The last one was the worst.

“Daddy” had a taste for young girls. Me and Cara, my foster sister, tried our best to protect the little ones from him, but he would have his way, sneaking in at night, throwing Cara and me out of the bedroom, then hurting the little girls. His wife was usually drunk and too lost in her stupor to want to notice anything. One night, I had Cara take the girls and hide them at her boyfriend’s house. I knew if I opened my mind and called on Sparky, she’d help me.

And I dreamed of fire again.

This time, he died. It was the first time when my fire was strong enough to kill someone. I wanted to kill him. It made me happy. He was a horrible creature that preyed on the small and helpless. He twisted their minds and broke them for life, making them distorted reflections of himself. I saw the flames eating his flesh and bones. I stood there, in the middle of the burning house, with flames all around me. A small wolf of fire that attacked at my command, cleaning the world from scum like “Daddy.” I laughed as my clothes burned and the flames moved on my skin, creating a faint tickle, the way you get tickled by the tongue of a puppy who likes your hands.

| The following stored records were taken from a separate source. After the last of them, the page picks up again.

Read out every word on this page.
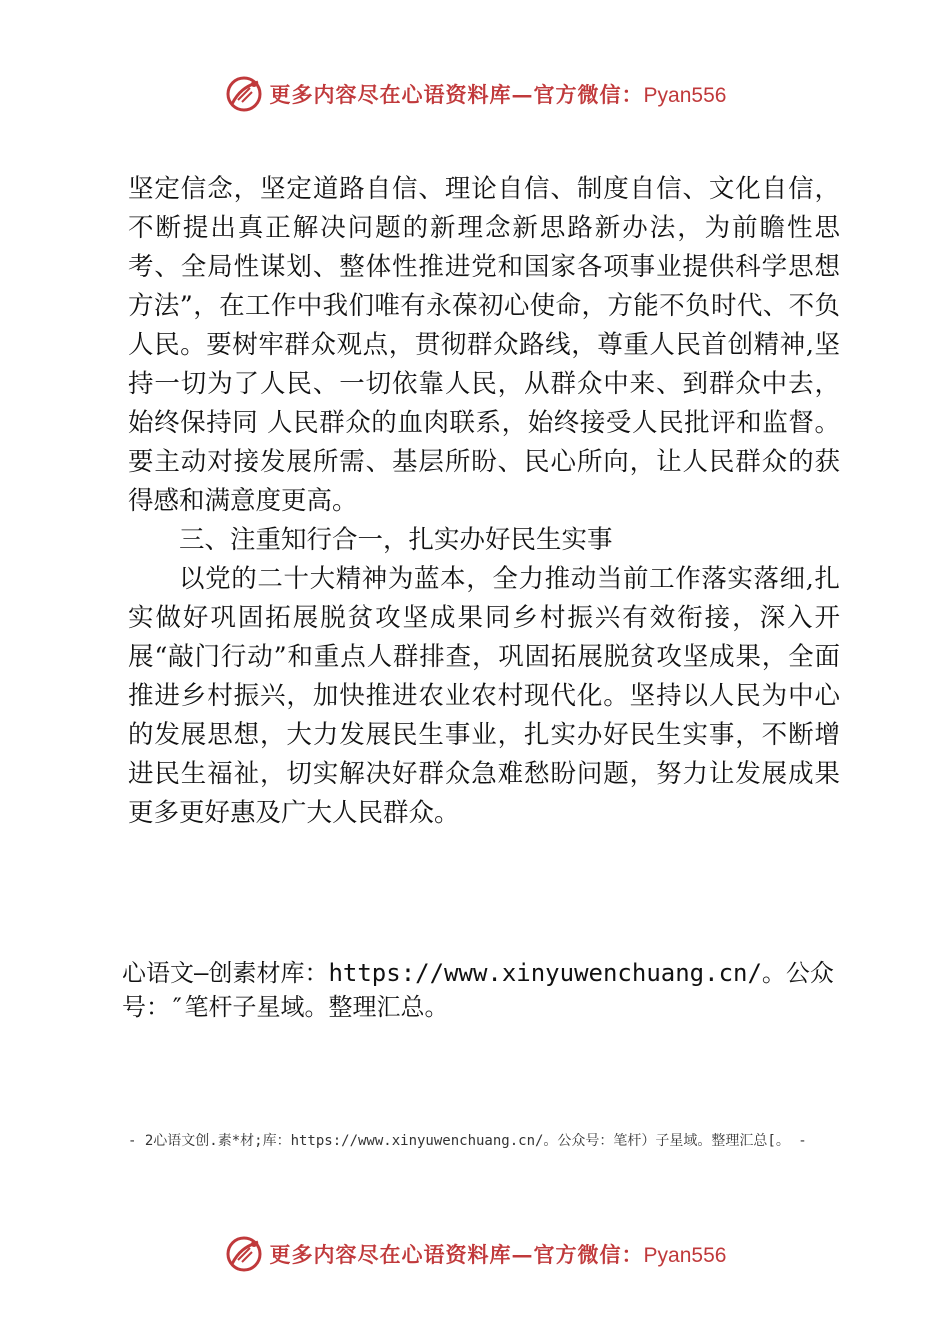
更多内容尽在心语资料库—官方微信：Pyan556

坚定信念，坚定道路自信、理论自信、制度自信、文化自信，不断提出真正解决问题的新理念新思路新办法，为前瞻性思考、全局性谋划、整体性推进党和国家各项事业提供科学思想方法”，在工作中我们唯有永葆初心使命，方能不负时代、不负人民。要树牢群众观点，贯彻群众路线，尊重人民首创精神,坚持一切为了人民、一切依靠人民，从群众中来、到群众中去，始终保持同 人民群众的血肉联系，始终接受人民批评和监督。要主动对接发展所需、基层所盼、民心所向，让人民群众的获得感和满意度更高。

三、注重知行合一，扎实办好民生实事

以党的二十大精神为蓝本，全力推动当前工作落实落细,扎实做好巩固拓展脱贫攻坚成果同乡村振兴有效衔接，深入开展“敲门行动”和重点人群排查，巩固拓展脱贫攻坚成果，全面推进乡村振兴，加快推进农业农村现代化。坚持以人民为中心的发展思想，大力发展民生事业，扎实办好民生实事，不断增进民生福祉，切实解决好群众急难愁盼问题，努力让发展成果更多更好惠及广大人民群众。

心语文—创素材库：https://www.xinyuwenchuang.cn/。公众号：″笔杆子星域。整理汇总。
- 2心语文创.素*材;库：https://www.xinyuwenchuang.cn/。公众号：笔杆）子星域。整理汇总[。 -
更多内容尽在心语资料库—官方微信：Pyan556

The firemen found me passed out in the middle of the house. No one could come up with a logical explanation for how I could have survived a fire, so they decided to assume that I snuck in in search of thrills after the house had burned down. They couldn’t be more wrong even if they tried. People can’t accept there are things in this world that are what they seem, like Sparky and me, for example.

I’ll always be a teenager that likes to play with matches. When I am awake, even I have a problem believing what happens when I see her, Sparky. She’s like my guardian angel, a guardian angel wolf that can make things burn.

After the fire, no one could pin it on me. I was painted as a victim, a kid disturbed and maybe who smoked in bed. It’s what I said.

“Scarlett, after analysing your file, the judge institutionalized you." His voice was velvety soft.

I was lost in my reflection and wasn’t listening to the therapist. The police could not prove that I set the fire because there were no traces of gasoline or any other burning material. They saw me as a kid who liked to play with matches. They went with the classic. A cable melted and burned in the walls, setting fire to the house. As much as they wanted to keep me out of it, there were too many incidents that connected me to the fires. A fire once during class, a few accidents in the houses I lived before, and last but not least, the trailer I grew up in that burned. I would have been sent to the sixth family, only I was already seventeen and had been labeled a pyromaniac. No one wanted me.